Consider mathematician Manil Suri’s effort to make the Mona Lisa’s features more symmetrical. I approach his piece warily: here we go again. We are so proud of ourselves for figuring out proper proportions and other aesthetic principles that we now think conforming to them is the only way someone can be beautiful.
Ah, but I read on. Using a Harvard mathematician’s conclusion that “making an object more symmetric should make it more beautiful,” Suri points out that the Mona Lisa is “a bit of a dud, failing even the bilateral symmetry test.” To demonstrate, he duplicates the left side of Mona Lisa’s face on the right. The result? “A pointy skull and a Gérard Depardieu nose.” Suri continues tweaking to make the Mona Lisa even more symmetrical, and the results grow steadily uglier and more ridiculous. When he adds still more axes of symmetry, she ceases to be a person at all. “Something’s changing, do you notice?” he writes, deadpan. “It’s symmetry, working its magic.
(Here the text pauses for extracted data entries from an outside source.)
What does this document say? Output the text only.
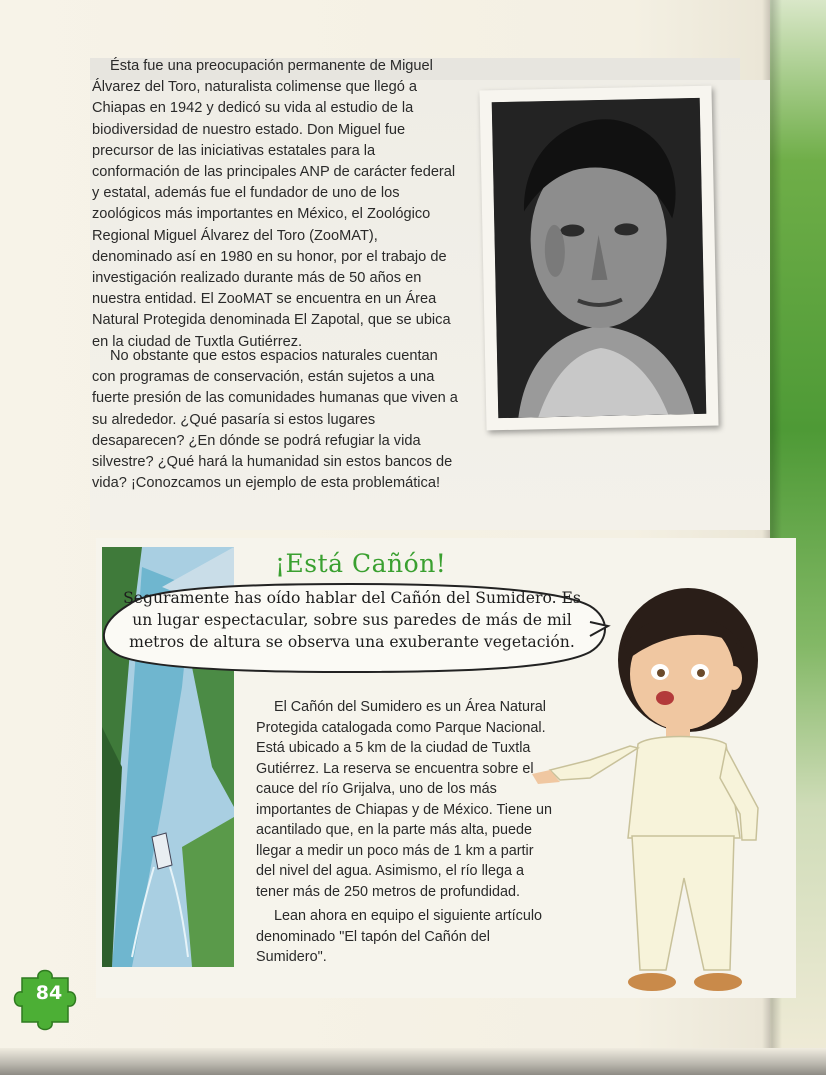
Ésta fue una preocupación permanente de Miguel Álvarez del Toro, naturalista colimense que llegó a Chiapas en 1942 y dedicó su vida al estudio de la biodiversidad de nuestro estado. Don Miguel fue precursor de las iniciativas estatales para la conformación de las principales ANP de carácter federal y estatal, además fue el fundador de uno de los zoológicos más importantes en México, el Zoológico Regional Miguel Álvarez del Toro (ZooMAT), denominado así en 1980 en su honor, por el trabajo de investigación realizado durante más de 50 años en nuestra entidad. El ZooMAT se encuentra en un Área Natural Protegida denominada El Zapotal, que se ubica en la ciudad de Tuxtla Gutiérrez.

No obstante que estos espacios naturales cuentan con programas de conservación, están sujetos a una fuerte presión de las comunidades humanas que viven a su alrededor. ¿Qué pasaría si estos lugares desaparecen? ¿En dónde se podrá refugiar la vida silvestre? ¿Qué hará la humanidad sin estos bancos de vida? ¡Conozcamos un ejemplo de esta problemática!

¡Está Cañón!
Seguramente has oído hablar del Cañón del Sumidero. Es un lugar espectacular, sobre sus paredes de más de mil metros de altura se observa una exuberante vegetación.

El Cañón del Sumidero es un Área Natural Protegida catalogada como Parque Nacional. Está ubicado a 5 km de la ciudad de Tuxtla Gutiérrez. La reserva se encuentra sobre el cauce del río Grijalva, uno de los más importantes de Chiapas y de México. Tiene un acantilado que, en la parte más alta, puede llegar a medir un poco más de 1 km a partir del nivel del agua. Asimismo, el río llega a tener más de 250 metros de profundidad.

Lean ahora en equipo el siguiente artículo denominado "El tapón del Cañón del Sumidero".

84
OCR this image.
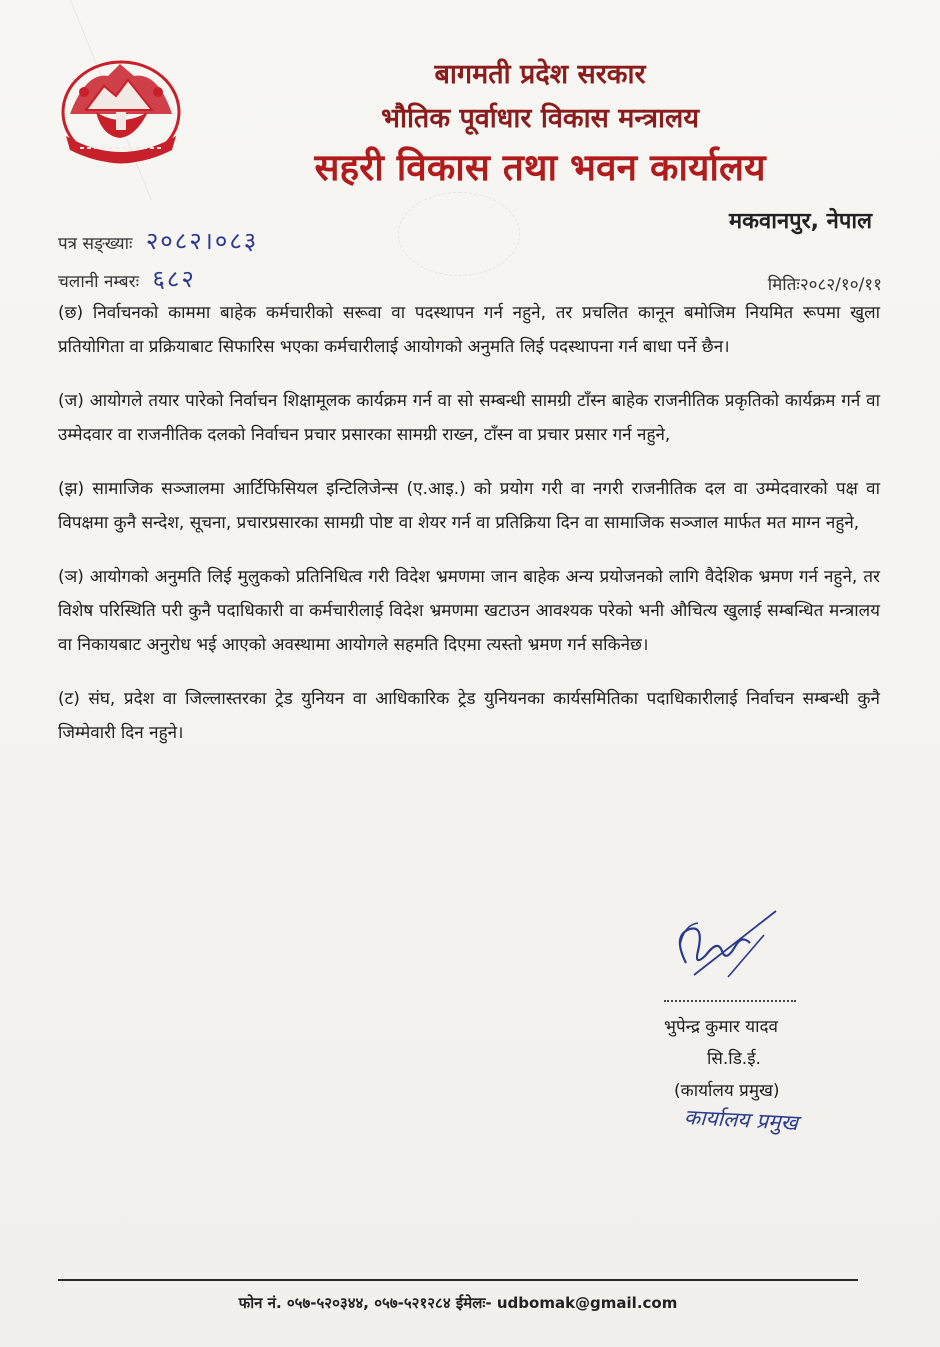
बागमती प्रदेश सरकार
भौतिक पूर्वाधार विकास मन्त्रालय
सहरी विकास तथा भवन कार्यालय
मकवानपुर, नेपाल
पत्र सङ्ख्याः २०८२।०८३
चलानी नम्बरः ६८२	मितिः२०८२/१०/११

(छ) निर्वाचनको काममा बाहेक कर्मचारीको सरूवा वा पदस्थापन गर्न नहुने, तर प्रचलित कानून बमोजिम नियमित रूपमा खुला प्रतियोगिता वा प्रक्रियाबाट सिफारिस भएका कर्मचारीलाई आयोगको अनुमति लिई पदस्थापना गर्न बाधा पर्ने छैन।

(ज) आयोगले तयार पारेको निर्वाचन शिक्षामूलक कार्यक्रम गर्न वा सो सम्बन्धी सामग्री टाँस्न बाहेक राजनीतिक प्रकृतिको कार्यक्रम गर्न वा उम्मेदवार वा राजनीतिक दलको निर्वाचन प्रचार प्रसारका सामग्री राख्न, टाँस्न वा प्रचार प्रसार गर्न नहुने,

(झ) सामाजिक सञ्जालमा आर्टिफिसियल इन्टिलिजेन्स (ए.आइ.) को प्रयोग गरी वा नगरी राजनीतिक दल वा उम्मेदवारको पक्ष वा विपक्षमा कुनै सन्देश, सूचना, प्रचारप्रसारका सामग्री पोष्ट वा शेयर गर्न वा प्रतिक्रिया दिन वा सामाजिक सञ्जाल मार्फत मत माग्न नहुने,

(ञ) आयोगको अनुमति लिई मुलुकको प्रतिनिधित्व गरी विदेश भ्रमणमा जान बाहेक अन्य प्रयोजनको लागि वैदेशिक भ्रमण गर्न नहुने, तर विशेष परिस्थिति परी कुनै पदाधिकारी वा कर्मचारीलाई विदेश भ्रमणमा खटाउन आवश्यक परेको भनी औचित्य खुलाई सम्बन्धित मन्त्रालय वा निकायबाट अनुरोध भई आएको अवस्थामा आयोगले सहमति दिएमा त्यस्तो भ्रमण गर्न सकिनेछ।

(ट) संघ, प्रदेश वा जिल्लास्तरका ट्रेड युनियन वा आधिकारिक ट्रेड युनियनका कार्यसमितिका पदाधिकारीलाई निर्वाचन सम्बन्धी कुनै जिम्मेवारी दिन नहुने।

भुपेन्द्र कुमार यादव
सि.डि.ई.
(कार्यालय प्रमुख)
कार्यालय प्रमुख
फोन नं. ०५७-५२०३४४, ०५७-५२१२८४ ईमेलः- udbomak@gmail.com
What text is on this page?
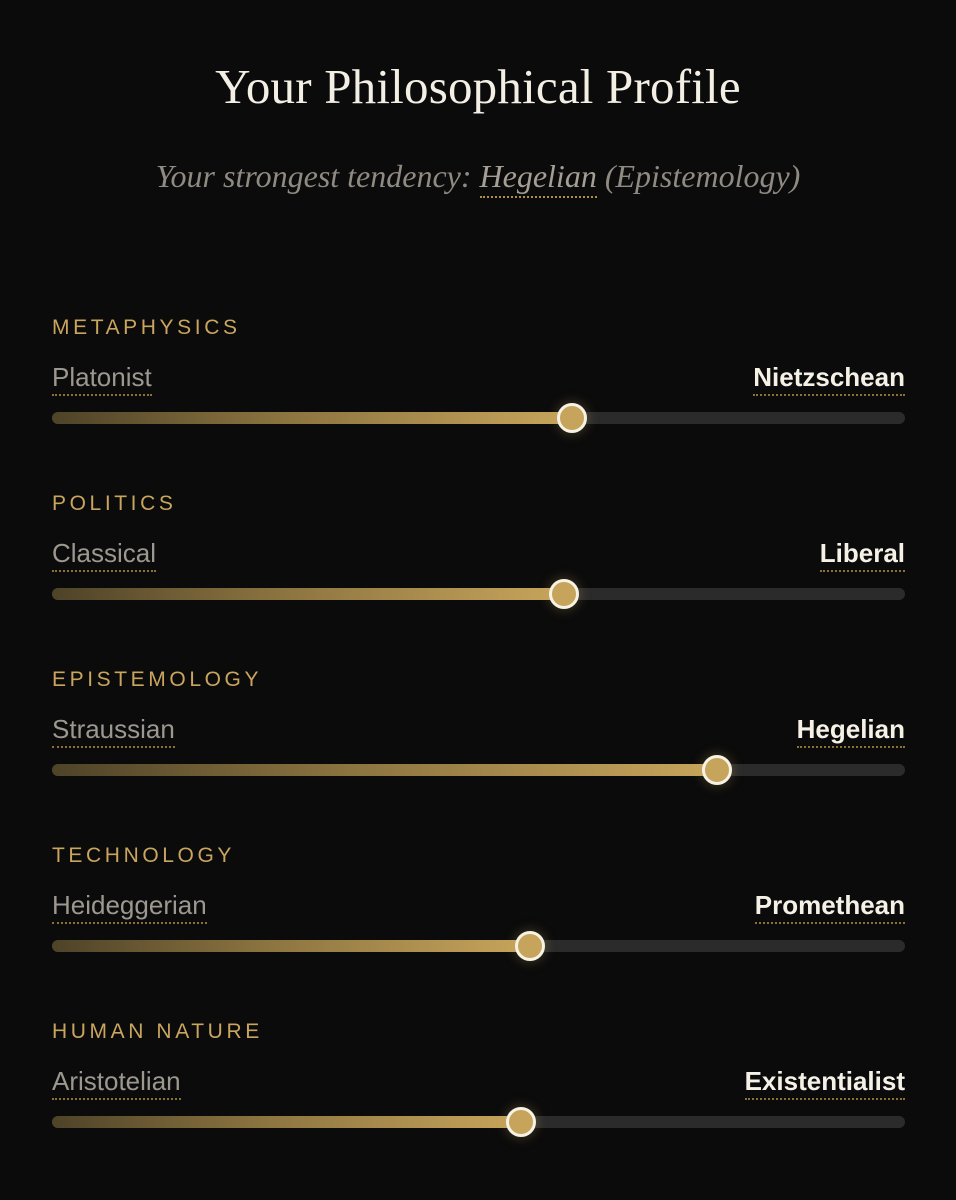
Your Philosophical Profile
Your strongest tendency: Hegelian (Epistemology)
METAPHYSICS
Platonist	Nietzschean
POLITICS
Classical	Liberal
EPISTEMOLOGY
Straussian	Hegelian
TECHNOLOGY
Heideggerian	Promethean
HUMAN NATURE
Aristotelian	Existentialist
Mona’s getting beautiful again, in a flowery, tableclothy sort of way.”
In her final transformation, Mona is a circle, “the most symmetric figure there is.” She is pure geometry, in other words, entirely abstracted from human life, with its quirks and variations, its wear and tear, its laugh lines and blotches and lumps.
“This points to a difficulty in the search for a universal criterion for beauty,” he ends. Yes, symmetry can be beautiful, but “the aesthetics that result are intrinsically in conflict with each other.”
Push any label far enough, and you find an error at the heart of it.